L’austérité, oui mais jusqu’où ?

Cela fait un peu plus d’un an que l’Europe, sous la menace d’une crise des finances publiques, s’est engagée sur des politiques d’austérité, refermant par la même occasion la parenthèse des plans de relance de 2008 et 2009.

Tout cela a commencé avec la Grèce et l’Irlande qui, confrontés à des difficultés de refinancement sur les marchés, se sont résolus à appliquer des plans d’ajustement budgétaire et engager des réformes structurelles, en échange d’un soutien financier du FMI, de la BCE et des Etats-membres de l’UE.

La crainte de se retrouver dans la situation des Grecs et des Irlandais a poussé bien des Etats à s’engager à redresser leurs comptes publics, largement dégradés par la crise. C’est le cas de l’Espagne et du Portugal (avril 2010), de la Grande-Bretagne (juin 2010) et de la France (septembre 2010).

Malgré la mise en œuvre dès l’an dernier d’un plan d’ajustement de grande ampleur, la Grèce est invitée à redoubler d’efforts. De nouvelles mesures d’austérité viennent d’être adoptées (lien). Quant au nouveau gouvernement du Portugal, il promet d’aller au delà des préconisations du FMI et de la Commission (lien).

Vu les faibles perspectives de croissance pour la zone euro et l’impact récessif de la réduction des dépenses publiques lorsque ni la consommation, ni l’investissement privé, ni les exportations ne peuvent soutenir la croissance, le risque est grand que ces pays ne soient pas en mesure de remplir leurs engagements.

Autant dire qu’on risque de se retrouver dans la même situation dans quelques mois : crise de confiance des marchés, demandes d’aides supplémentaires, nouveaux plans d’ajustement exigés. Sauf que le nombre de pays en difficultés risque d’augmenter, et les moyens de les aider risquent de manquer.

Jusqu’où irons-nous dans l’austérité ? Autant la situation économique et financière de la Grèce justifie l’effort de redressement et certaines réformes structurelles, autant l’effort demandé doit rester raisonnable, c'est-à-dire lié aux capacités de l’économie réelle du pays.

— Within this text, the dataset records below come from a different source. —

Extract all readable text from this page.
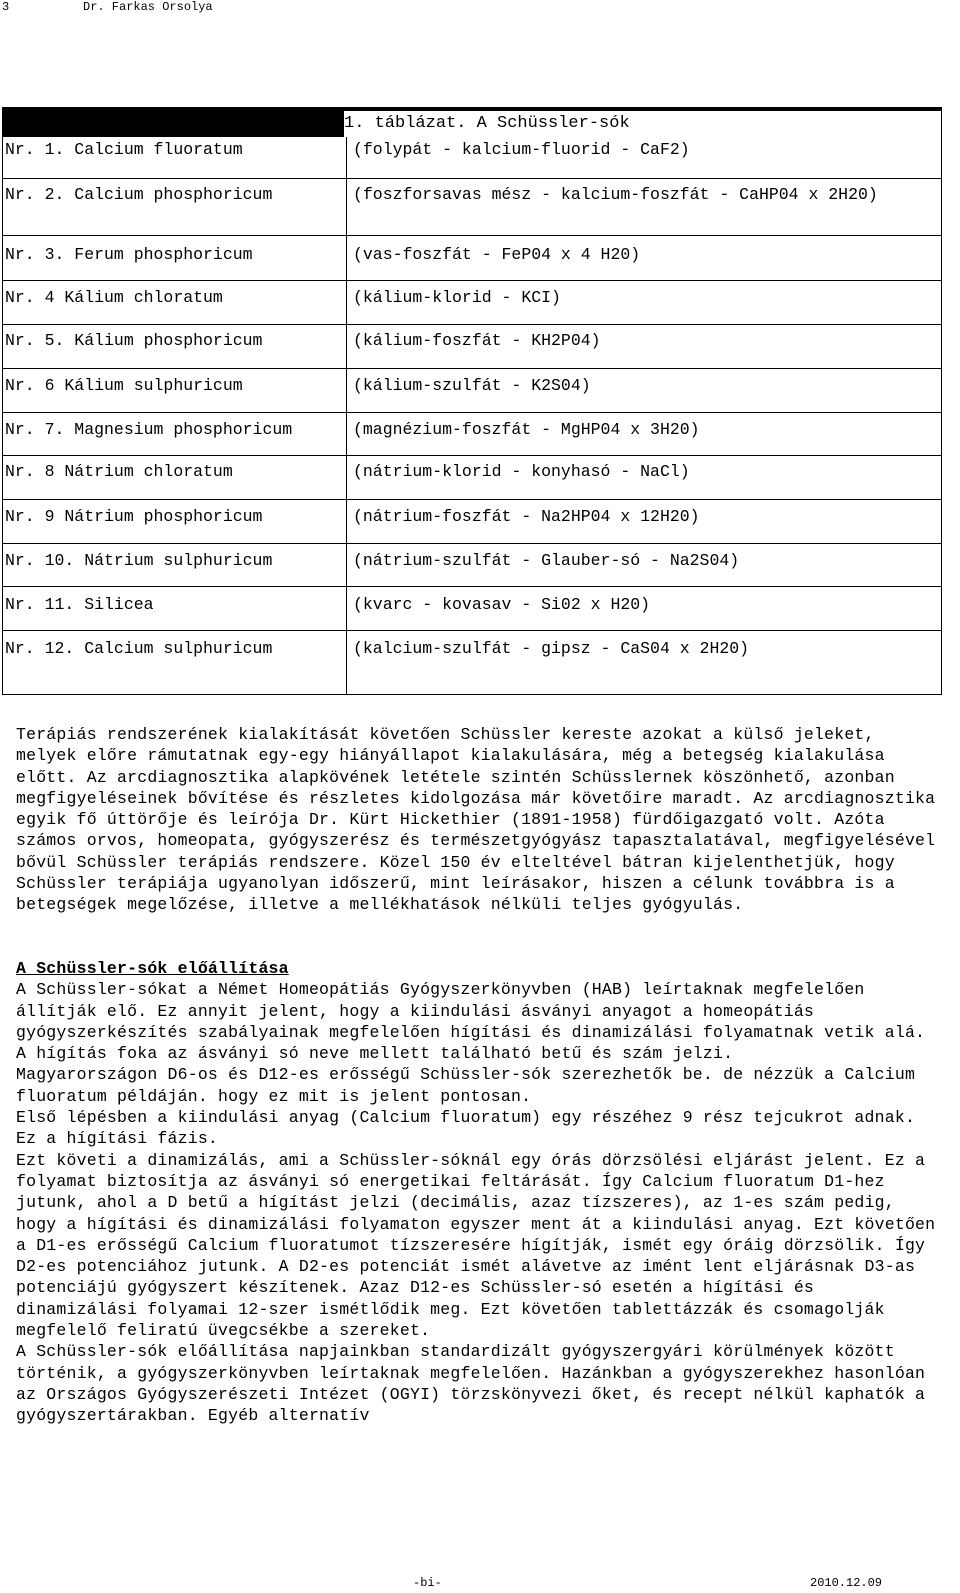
3	Dr. Farkas Orsolya
1. táblázat. A Schüssler-sók
Nr. 1. Calcium fluoratum	(folypát - kalcium-fluorid - CaF2)
Nr. 2. Calcium phosphoricum	(foszforsavas mész - kalcium-foszfát - CaHP04 x 2H20)
Nr. 3. Ferum phosphoricum	(vas-foszfát - FeP04 x 4 H20)
Nr. 4 Kálium chloratum	(kálium-klorid - KCI)
Nr. 5. Kálium phosphoricum	(kálium-foszfát - KH2P04)
Nr. 6 Kálium sulphuricum	(kálium-szulfát - K2S04)
Nr. 7. Magnesium phosphoricum	(magnézium-foszfát - MgHP04 x 3H20)
Nr. 8 Nátrium chloratum	(nátrium-klorid - konyhasó - NaCl)
Nr. 9 Nátrium phosphoricum	(nátrium-foszfát - Na2HP04 x 12H20)
Nr. 10. Nátrium sulphuricum	(nátrium-szulfát - Glauber-só - Na2S04)
Nr. 11. Silicea	(kvarc - kovasav - Si02 x H20)
Nr. 12. Calcium sulphuricum	(kalcium-szulfát - gipsz - CaS04 x 2H20)
Terápiás rendszerének kialakítását követően Schüssler kereste azokat a külső jeleket, melyek előre rámutatnak egy-egy hiányállapot kialakulására, még a betegség kialakulása előtt. Az arcdiagnosztika alapkövének letétele szintén Schüsslernek köszönhető, azonban megfigyeléseinek bővítése és részletes kidolgozása már követőire maradt. Az arcdiagnosztika egyik fő úttörője és leírója Dr. Kürt Hickethier (1891-1958) fürdőigazgató volt. Azóta számos orvos, homeopata, gyógyszerész és természetgyógyász tapasztalatával, megfigyelésével bővül Schüssler terápiás rendszere. Közel 150 év elteltével bátran kijelenthetjük, hogy Schüssler terápiája ugyanolyan időszerű, mint leírásakor, hiszen a célunk továbbra is a betegségek megelőzése, illetve a mellékhatások nélküli teljes gyógyulás.
A Schüssler-sók előállítása
A Schüssler-sókat a Német Homeopátiás Gyógyszerkönyvben (HAB) leírtaknak megfelelően állítják elő. Ez annyit jelent, hogy a kiindulási ásványi anyagot a homeopátiás gyógyszerkészítés szabályainak megfelelően hígítási és dinamizálási folyamatnak vetik alá. A hígítás foka az ásványi só neve mellett található betű és szám jelzi.
Magyarországon D6-os és D12-es erősségű Schüssler-sók szerezhetők be. de nézzük a Calcium fluoratum példáján. hogy ez mit is jelent pontosan.
Első lépésben a kiindulási anyag (Calcium fluoratum) egy részéhez 9 rész tejcukrot adnak. Ez a hígítási fázis.
Ezt követi a dinamizálás, ami a Schüssler-sóknál egy órás dörzsölési eljárást jelent. Ez a folyamat biztosítja az ásványi só energetikai feltárását. Így Calcium fluoratum D1-hez jutunk, ahol a D betű a hígítást jelzi (decimális, azaz tízszeres), az 1-es szám pedig, hogy a hígítási és dinamizálási folyamaton egyszer ment át a kiindulási anyag. Ezt követően a D1-es erősségű Calcium fluoratumot tízszeresére hígítják, ismét egy óráig dörzsölik. Így D2-es potenciához jutunk. A D2-es potenciát ismét alávetve az imént lent eljárásnak D3-as potenciájú gyógyszert készítenek. Azaz D12-es Schüssler-só esetén a hígítási és dinamizálási folyamai 12-szer ismétlődik meg. Ezt követően tablettázzák és csomagolják megfelelő feliratú üvegcsékbe a szereket.
A Schüssler-sók előállítása napjainkban standardizált gyógyszergyári körülmények között történik, a gyógyszerkönyvben leírtaknak megfelelően. Hazánkban a gyógyszerekhez hasonlóan az Országos Gyógyszerészeti Intézet (OGYI) törzskönyvezi őket, és recept nélkül kaphatók a gyógyszertárakban. Egyéb alternatív
-bi-	2010.12.09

Or, ici on hypothèque l’avenir collectif du pays en coupant certaines dépenses (éducation, santé, recherche).

Le problème de la Grèce et du Portugal, on parle moins de l’Irlande, va bien au-delà des problèmes d’économie parallèle ou du fait de vivre au dessus de ses moyens. C’est bien la spécialisation économique intra-zone-euro et l’articulation entre politique monétaire et politiques budgétaires des Etats-membres qui pose problème.

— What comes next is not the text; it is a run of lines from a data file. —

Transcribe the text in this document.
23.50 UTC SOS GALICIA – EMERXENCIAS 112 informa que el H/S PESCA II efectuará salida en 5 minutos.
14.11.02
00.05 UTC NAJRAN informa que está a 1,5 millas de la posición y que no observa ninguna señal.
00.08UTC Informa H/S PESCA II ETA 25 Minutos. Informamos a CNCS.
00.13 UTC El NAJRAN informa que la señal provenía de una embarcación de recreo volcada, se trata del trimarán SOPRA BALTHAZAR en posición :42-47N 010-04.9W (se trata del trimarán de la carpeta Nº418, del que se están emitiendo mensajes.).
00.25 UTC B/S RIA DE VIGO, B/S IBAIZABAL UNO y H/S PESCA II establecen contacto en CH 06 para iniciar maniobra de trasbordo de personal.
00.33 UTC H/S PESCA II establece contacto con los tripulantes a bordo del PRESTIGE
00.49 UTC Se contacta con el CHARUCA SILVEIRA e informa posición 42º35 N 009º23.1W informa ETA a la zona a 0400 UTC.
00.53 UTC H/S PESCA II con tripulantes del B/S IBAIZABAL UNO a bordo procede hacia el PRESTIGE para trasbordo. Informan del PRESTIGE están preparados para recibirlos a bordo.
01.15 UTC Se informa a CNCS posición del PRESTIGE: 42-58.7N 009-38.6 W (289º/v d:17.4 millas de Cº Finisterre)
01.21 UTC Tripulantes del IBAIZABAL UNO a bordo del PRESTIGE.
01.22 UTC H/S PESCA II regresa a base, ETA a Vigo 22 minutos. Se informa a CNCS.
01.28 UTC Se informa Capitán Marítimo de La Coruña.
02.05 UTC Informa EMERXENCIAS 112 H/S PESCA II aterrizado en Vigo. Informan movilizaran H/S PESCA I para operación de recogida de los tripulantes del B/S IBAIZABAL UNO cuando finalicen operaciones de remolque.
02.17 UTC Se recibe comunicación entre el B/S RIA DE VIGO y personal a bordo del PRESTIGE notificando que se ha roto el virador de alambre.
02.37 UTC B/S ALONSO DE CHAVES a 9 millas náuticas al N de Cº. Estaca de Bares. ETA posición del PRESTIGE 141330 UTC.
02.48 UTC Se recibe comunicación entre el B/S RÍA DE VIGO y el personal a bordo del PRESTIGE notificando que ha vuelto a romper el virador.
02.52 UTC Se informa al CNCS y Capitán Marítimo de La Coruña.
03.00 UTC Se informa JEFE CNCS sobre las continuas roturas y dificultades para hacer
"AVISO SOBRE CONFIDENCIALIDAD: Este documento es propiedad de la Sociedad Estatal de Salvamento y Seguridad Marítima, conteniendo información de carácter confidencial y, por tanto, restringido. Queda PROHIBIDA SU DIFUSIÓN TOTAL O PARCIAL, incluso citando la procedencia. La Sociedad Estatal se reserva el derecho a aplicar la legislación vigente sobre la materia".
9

Enfin, gardons-nous bien de juger avec condescendance les Grecs, les Portugais ou quelconque pays dans une situation similaire, car la situation financière de la France ne nous met pas à l’abri d’un ajustement budgétaire plus sévère à l’avenir. Sans parler du fait que la contrainte budgétaire qui pèse sur les Etats-Unis laisse entrevoir de sombres perspectives pour l'économie mondiale.

19:37 Publié dans Politique | Lien permanent | Commentaires (5) | Tags : europe, économie

15 mai 2011

Désintégration ?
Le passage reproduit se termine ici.